Man muß sich ernsthaft fragen, was in aller Welt so extrem schiefgelaufen ist, das Mediakmente für Krebspatienten mit Lifestyle Produkten verglichen werden bzw. in eine Waagschale gelegt werden. Da fehlen einem wirklich die Worte.
Darum geht es ja gerade: Dass viele, die das Medikament aus gesundheitlichen Gründen benötigen, es nicht mehr bekommen, weil es “ausverkauft” ist und von Leuten verwendet wird, die es gar nicht brauchen.
Hallo Anita, freue mich für Dich, dass Dir das Medikament hilft. Weiter so. Ich verstehe Dich. Nur ich lese den Artikel anders und glaube so, wie er gedacht ist. Steht auch schon so in der Einleitung. Also, die “Redakteurin Sandra Brun will über “die Gefahren der Verharmlosung von Abnehmspritzen” sprechen. Das tut sie dann auch. Es geht ihr ihrem Artikel nicht um die durchweg positiven Effekte der Medikamente für adipöse Menschen und ihrem chronischen Leiden. Und ich kann auch nicht Deiner Behauptung von “immer über die negativen Aspekte reden” ganz folgen. Ich nehme die Berichtserstattung durchaus differenzierter wahr”. Ich lese hier klar und deutlich eine ernsthafte Betrachtung der Folgen für Menschen, die dieses Medikament in ein Licht der ernsthaften Betrachtung rücken sollten. Denn Werbung wie diese mit solch zweifelhaften Werbefiguren, die eh in Geld und mir völlig fremden Sphären schwimmen, sind Botschafter für ein Schönheitsideal, dass mehrheitlich Menschen in Wohlstandgesellschaften betrifft und Ihnen ein Schönheitsideal verkaufen will, das nicht realistisch ist -denn nicht alle haben so viel Geld oder eine Krankenversicherung wie die Deutschen. Und, es geht um ein Schönheitsideal und nicht um die Erkrankung an sich.
Völlig richtig!
Richtig, Menschen mit stärkerer Adipositas sollten Ozempic & Co. bekommen. Ist eine echte Chance für sie.
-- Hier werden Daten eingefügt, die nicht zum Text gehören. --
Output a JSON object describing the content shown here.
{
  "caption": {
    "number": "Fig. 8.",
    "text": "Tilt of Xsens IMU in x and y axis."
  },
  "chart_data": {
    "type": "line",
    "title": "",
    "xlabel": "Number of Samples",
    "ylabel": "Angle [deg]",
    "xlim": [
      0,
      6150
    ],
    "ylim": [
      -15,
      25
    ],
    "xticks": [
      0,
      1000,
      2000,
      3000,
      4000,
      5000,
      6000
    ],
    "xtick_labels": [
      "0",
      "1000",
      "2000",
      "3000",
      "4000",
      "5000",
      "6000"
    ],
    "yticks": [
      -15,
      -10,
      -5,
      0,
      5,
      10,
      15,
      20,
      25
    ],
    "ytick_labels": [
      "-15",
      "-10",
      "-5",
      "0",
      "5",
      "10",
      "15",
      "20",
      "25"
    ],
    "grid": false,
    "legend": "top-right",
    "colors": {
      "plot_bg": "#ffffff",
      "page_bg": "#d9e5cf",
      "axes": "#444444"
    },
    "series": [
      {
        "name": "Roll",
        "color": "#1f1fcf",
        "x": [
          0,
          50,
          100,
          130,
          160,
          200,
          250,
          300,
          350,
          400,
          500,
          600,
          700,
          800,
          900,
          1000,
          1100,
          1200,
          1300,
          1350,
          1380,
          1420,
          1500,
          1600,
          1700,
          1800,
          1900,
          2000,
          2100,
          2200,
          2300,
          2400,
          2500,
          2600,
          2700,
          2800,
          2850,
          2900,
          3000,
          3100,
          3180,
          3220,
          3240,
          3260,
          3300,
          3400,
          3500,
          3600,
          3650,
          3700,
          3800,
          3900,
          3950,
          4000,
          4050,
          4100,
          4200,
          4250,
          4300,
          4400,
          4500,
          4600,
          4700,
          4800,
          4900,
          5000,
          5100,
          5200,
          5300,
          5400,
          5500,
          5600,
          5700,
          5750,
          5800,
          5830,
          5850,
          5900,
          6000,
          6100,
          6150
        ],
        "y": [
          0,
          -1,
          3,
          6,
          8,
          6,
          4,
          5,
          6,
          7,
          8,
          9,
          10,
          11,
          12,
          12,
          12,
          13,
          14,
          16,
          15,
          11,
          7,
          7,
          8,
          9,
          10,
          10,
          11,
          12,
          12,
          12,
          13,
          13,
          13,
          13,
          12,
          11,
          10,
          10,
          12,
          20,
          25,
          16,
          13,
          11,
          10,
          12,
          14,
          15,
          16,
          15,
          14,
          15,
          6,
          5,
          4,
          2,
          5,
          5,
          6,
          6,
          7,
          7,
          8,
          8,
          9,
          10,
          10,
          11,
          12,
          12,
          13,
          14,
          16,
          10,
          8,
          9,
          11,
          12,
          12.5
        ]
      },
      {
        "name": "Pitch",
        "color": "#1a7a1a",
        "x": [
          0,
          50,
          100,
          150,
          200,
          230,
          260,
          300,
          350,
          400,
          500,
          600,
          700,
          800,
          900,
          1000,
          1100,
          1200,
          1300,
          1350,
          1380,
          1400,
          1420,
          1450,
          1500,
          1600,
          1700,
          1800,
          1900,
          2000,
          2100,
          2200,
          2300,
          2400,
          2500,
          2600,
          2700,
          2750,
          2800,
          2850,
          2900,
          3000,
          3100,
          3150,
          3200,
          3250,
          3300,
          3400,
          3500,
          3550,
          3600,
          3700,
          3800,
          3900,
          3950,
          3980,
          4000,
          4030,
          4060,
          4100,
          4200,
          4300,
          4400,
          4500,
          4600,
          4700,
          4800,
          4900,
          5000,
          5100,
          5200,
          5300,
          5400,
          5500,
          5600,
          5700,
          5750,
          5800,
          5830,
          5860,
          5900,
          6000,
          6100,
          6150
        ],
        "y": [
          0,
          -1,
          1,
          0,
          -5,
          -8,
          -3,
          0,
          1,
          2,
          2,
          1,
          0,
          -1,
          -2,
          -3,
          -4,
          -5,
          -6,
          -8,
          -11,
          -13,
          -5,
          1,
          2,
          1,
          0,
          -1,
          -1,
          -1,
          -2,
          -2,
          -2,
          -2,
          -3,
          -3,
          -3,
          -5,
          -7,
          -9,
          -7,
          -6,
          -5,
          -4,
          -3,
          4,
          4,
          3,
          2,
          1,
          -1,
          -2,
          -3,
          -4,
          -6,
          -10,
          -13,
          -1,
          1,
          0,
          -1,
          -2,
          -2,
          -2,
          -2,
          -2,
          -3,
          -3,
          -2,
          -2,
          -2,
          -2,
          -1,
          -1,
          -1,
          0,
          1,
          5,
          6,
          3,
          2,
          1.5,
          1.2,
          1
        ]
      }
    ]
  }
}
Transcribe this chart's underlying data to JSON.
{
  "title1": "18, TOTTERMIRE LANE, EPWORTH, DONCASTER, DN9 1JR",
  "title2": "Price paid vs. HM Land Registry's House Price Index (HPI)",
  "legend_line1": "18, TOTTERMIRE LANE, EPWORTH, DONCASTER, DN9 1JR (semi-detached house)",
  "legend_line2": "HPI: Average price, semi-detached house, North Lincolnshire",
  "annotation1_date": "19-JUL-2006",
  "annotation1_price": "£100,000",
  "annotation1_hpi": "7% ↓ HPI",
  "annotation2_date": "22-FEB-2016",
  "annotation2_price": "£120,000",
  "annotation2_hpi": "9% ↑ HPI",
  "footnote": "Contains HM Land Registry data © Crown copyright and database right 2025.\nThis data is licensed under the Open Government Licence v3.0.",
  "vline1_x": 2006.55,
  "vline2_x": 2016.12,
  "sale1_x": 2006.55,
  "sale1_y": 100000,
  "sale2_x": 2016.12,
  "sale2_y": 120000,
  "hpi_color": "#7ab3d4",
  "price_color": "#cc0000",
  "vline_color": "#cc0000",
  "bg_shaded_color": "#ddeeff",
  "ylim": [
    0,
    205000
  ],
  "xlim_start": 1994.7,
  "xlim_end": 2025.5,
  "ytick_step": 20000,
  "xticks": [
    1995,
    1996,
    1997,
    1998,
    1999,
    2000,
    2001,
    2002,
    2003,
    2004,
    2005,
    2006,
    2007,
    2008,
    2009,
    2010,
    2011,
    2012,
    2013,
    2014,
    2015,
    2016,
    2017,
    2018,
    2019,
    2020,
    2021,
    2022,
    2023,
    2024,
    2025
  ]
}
Aber sie als Lifestyle-Produkte zu promoten oder zu schnell zum Rezeptblock zu greifen, sodass für wirklich Adipöse und – wie in meinem Fall Diabetiker – immer wieder Engpässe entstehen und wir Schwierigkeiten haben, an die Medikamente zu kommen, ist definitiv nicht Sinn der Sache.
Außerdem besteht die Gefahr, dass sich durch den freizügigen Umgang mit diesen Spritzen Menschen untergewichtig spritzen und einem falschen, Anorexie & Co. fördernden Schönheitsideal Vorschub leisten.